P-au-P., 23 nov. 05 [AlterPresse] --- Environ 20% de la production d’avocats en Haiti seraient exportés vers la République Dominicaine, selon l’agronome Gilles Damais de l’Institut de Recherches et d’Application des Méthodes de Développement (IRAM).

Cette estimation vient d’une étude de la filière d’exportation informelle d’avocats d’Haiti vers la République Dominicaine. La recherche a été conduite par l’IRAM entre mai et août 2005, dans le cadre du Laboratoire des relations haïtiano-dominicaines (LAREHDO).

Haiti produit par an cinquante mille tonnes d’avocats et, de cette production, dix mille tonnes seraient exportées vers la République voisine à travers le commerce transfrontalier informel, précise Gilles Damais.

« Nos estimations actuelles des quantités exportées sont de l’ordre de dix mille pour l’ensemble de la région frontalière, soit une multiplication par deux ou trois des volumes en l’espace de 4 ans », explique-t-il.

Damais déclare que la valeur de ces exportations s’établirait entre 1.5 et 2 millions dollars US pour la saison 2004-2005. Ces chiffres placentl’avocat parmi les produits d’exportation agricoles importants dans le contexte haïtien.

Le commerce transfrontalier de l’avocat aurait démarré dans les zones de la Forêt des Pins et de Baptiste (Est) dès le début des années 1990, souligne-t-il.

Gilles Damais signale aussi que ce volume d’exportation informelle d’avocats dépasse celui des mangues exportées vers les Etats-Unis par le secteur formel.

Selon le responsable de l’IRAM, ce commerce mobilise des centaines de commerçants, transporteurs et travailleurs haïtiens le long de la frontière et la vente directe des producteurs haïtiens aux intermédiaires dominicains n’est pas soutenue puisque les points d’écoulement sont situés en territoire dominicain.

La vente se fait entre intermédiaires haïtiens et dominicains et ces derniers achètent les avocats par douzaine pour les revendre par centaine en République Dominicaine à un prix plus élevé, apprend-on.

Les prix de l’avocat haïtien, de l’ordre de $ 0.05 US la livre à la frontière, sont très compétitifs, selon la même étude.

La République Dominicaine est mieux placée qu’Haïti sur le marché international avec une production estimée à 140.000 TM selon l’Organisation des Nations Unies pour l’Alimentation (FAO, 2004) et se classerait comme 6e producteur mondial de ce produit.

Selon cette même source, les rendements moyens atteints dans ce pays (plus de 10 TM/ha) seraient les plus élevés du monde et les superficies plantées s’étendraient sur 13.500 hectares environ.
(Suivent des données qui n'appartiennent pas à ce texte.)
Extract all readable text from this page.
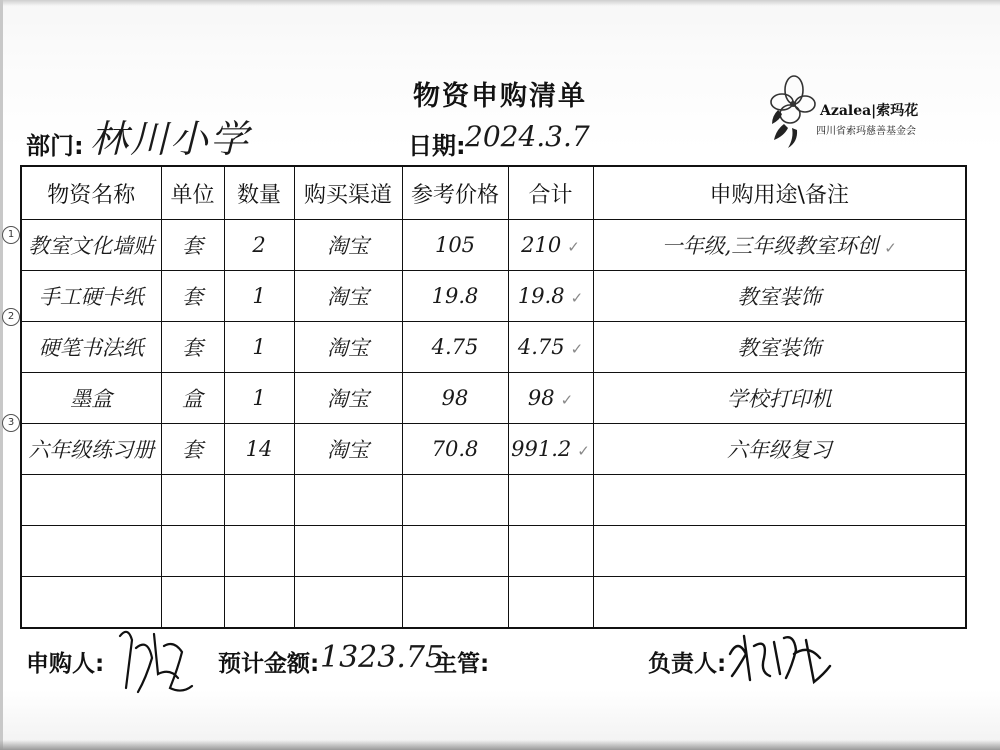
物资申购清单	Azalea|索玛花
四川省索玛慈善基金会
部门: 林川小学	日期: 2024.3.7
1
2
3
物资名称	单位	数量	购买渠道	参考价格	合计	申购用途\备注
教室文化墙贴	套	2	淘宝	105	210 ✓	一年级,三年级教室环创 ✓
手工硬卡纸	套	1	淘宝	19.8	19.8 ✓	教室装饰
硬笔书法纸	套	1	淘宝	4.75	4.75 ✓	教室装饰
墨盒	盒	1	淘宝	98	98 ✓	学校打印机
六年级练习册	套	14	淘宝	70.8	991.2 ✓	六年级复习

申购人:	预计金额: 1323.75
主管:	负责人:
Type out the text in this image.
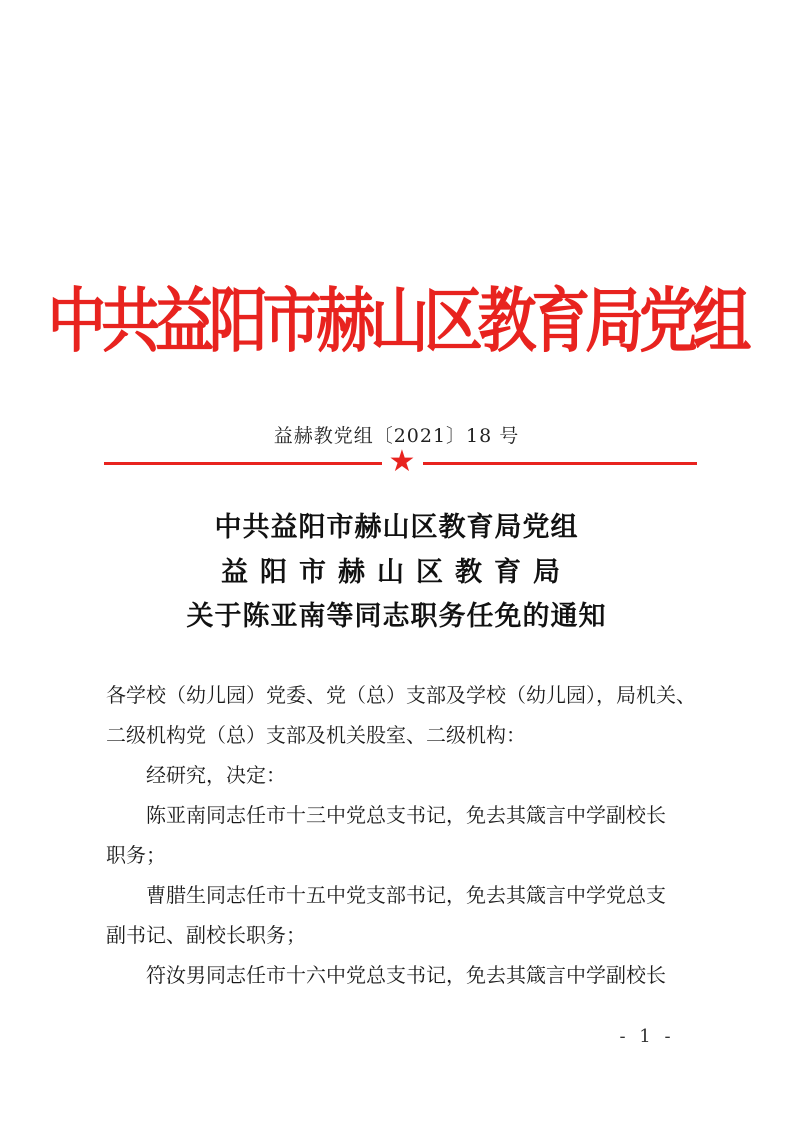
中共益阳市赫山区教育局党组
益赫教党组〔2021〕18 号
★
中共益阳市赫山区教育局党组
益阳市赫山区教育局
关于陈亚南等同志职务任免的通知
各学校（幼儿园）党委、党（总）支部及学校（幼儿园），局机关、
二级机构党（总）支部及机关股室、二级机构：
经研究，决定：
陈亚南同志任市十三中党总支书记，免去其箴言中学副校长
职务；
曹腊生同志任市十五中党支部书记，免去其箴言中学党总支
副书记、副校长职务；
符汝男同志任市十六中党总支书记，免去其箴言中学副校长
- 1 -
Dans son analyse, Damais affirme cependant que les importations en provenance d’Haiti représentent en même temps une part significative de la consommation dominicaine d’avocats. « Les 10 tonnes métriques d’avocats importés compteraient pour environ 8% de l’avocat consommé dans ce pays. »

Le chercheur affirme que le faible prix des volumes importants d’avocats venant d’Haïti et écoulés en République Dominicaine contribue à contenir la montée des prix là -bas dans un contexte d’expansion rapide des exportations. Il précise également que ces importations contribuent par là à la compétitivité de la République Dominicaine sur les marchés internationaux.

Pour une amélioration compétitive de l’avocat haïtien, le représentant de l’IRAM a indiqué trois pistes de solution. Il faut, suggère-t-il, un travail de caractérisation des variétés d’avocats afin de développer la production pour le marché local et
l’exportation.

Les coopératives de café pourraient, à ce titre, être impliquées progressivement dans le conditionnement et la commercialisation d’avocats haïtiens, en lien avec des entrepreneurs dominicains de ce secteur, poursuit Damais.

Il ajoute que la production d’avocats devrait être spécialement encouragée (greffages, pépinières, appuis à la mise en marché) dans toutes les zones montagneuses humides d’Haïti, que ce soit pour le marché intérieur ou pour l’exportation vers la République Dominicaine.

L’avocat est cultivé en Haiti sur presque toutes les altitudes, depuis le niveau
de la mer jusqu’à environ deux mille mètres. Ceci est le résultat de la grande diversité de variétés existant dans le pays. On retrouve les variétés endogènes dites « antillaises » et les variétés de l’Amérique centrale de race guatémaltèque (Guatemala).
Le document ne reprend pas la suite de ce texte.